In ‘Rebellion’s learning curve’ (IE, January 18), Shekhar Gupta has argued that these rebellions are destined to fail, as they cannot match the power of the state. This lesson, he goes on to say, is learnt the hard way; after blood has been shed and bodies counted. But rebels are not the only students learning a lesson here. The student that is often overlooked because of its size, power and potential is the government of India.
It is a matter of debate just where this lesson was first learnt, but the folks in New Delhi are now content to sit out any separatist revolt. They know that any revolt can shed only so much blood, and kill only so many people, before the rebels themselves tire of the bloodletting.
While every rebellion follows a predictable curve, New Delhi’s response follows an even more predictable straight line. And that should alarm us more than the failures of the separatists. The state power that we talk about is not an iron wall impossible to scale. Rather, it is the endless supply of soldiers and citizens that can be sacrificed. The bet is that the killers will tire of the routine.
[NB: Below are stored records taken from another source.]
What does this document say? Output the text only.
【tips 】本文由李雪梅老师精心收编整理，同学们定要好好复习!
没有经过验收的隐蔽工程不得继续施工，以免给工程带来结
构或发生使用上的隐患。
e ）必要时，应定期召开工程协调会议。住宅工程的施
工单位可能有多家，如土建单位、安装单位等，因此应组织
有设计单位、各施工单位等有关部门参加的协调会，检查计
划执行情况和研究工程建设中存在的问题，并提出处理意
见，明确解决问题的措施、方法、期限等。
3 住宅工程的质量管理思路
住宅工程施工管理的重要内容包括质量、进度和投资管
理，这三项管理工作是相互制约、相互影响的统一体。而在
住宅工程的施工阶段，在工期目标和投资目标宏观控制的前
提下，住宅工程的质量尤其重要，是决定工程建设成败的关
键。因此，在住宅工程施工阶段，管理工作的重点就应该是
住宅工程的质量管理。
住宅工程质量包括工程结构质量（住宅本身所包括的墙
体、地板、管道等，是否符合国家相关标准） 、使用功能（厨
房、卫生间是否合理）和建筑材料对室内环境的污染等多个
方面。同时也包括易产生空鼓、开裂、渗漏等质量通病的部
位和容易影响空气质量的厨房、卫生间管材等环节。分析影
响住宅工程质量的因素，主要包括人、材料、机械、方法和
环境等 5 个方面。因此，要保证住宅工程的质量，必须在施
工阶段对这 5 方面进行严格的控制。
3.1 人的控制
Meanwhile, there are those extra-judicial methods, to break the will of the people that support the separatists.
Ramming a settlement through the heart of a defeated and beleaguered separatist movement can never be the flexibility of politics and liberal constitutionalism that Gupta talks about. This is nothing more than the politics of imperialism that we should be familiar with.
Flexible politics and liberal constitutionalism would mean New Delhi is willing to take steps to address the genuine demands of the people. Can we look at Mizoram, Assam or Punjab and claim that we addressed the concerns of the people? The conditions that fuelled demands for secession still exist. They have only been bought off by subsidies and power.
New Delhi prefers to extend an olive branch after suffocating all opposition. Had the olive branch been extended before the insurgencies began, vast numbers of Mizos, Assamese, Sikhs and Kashmiris would not have defected to become rebels. India needs to genuinely address the issues that snowball into a rebellion. Merely adopting a position that seeks to dismantle that snowball does not display leadership. More, it does not bring back the dead — the people who perish on both sides in such insurgencies.
Today, militancy in Kashmir is on the wane. Tired of bloodshed, Kashmiris will settle for peace. Their quest unfulfilled, their suffering will silence them into submission. But not too far into the future, there will arise another generation that has not seen the suffering and will again challenge the power of the state. Rebellion’s learning curve will relive itself.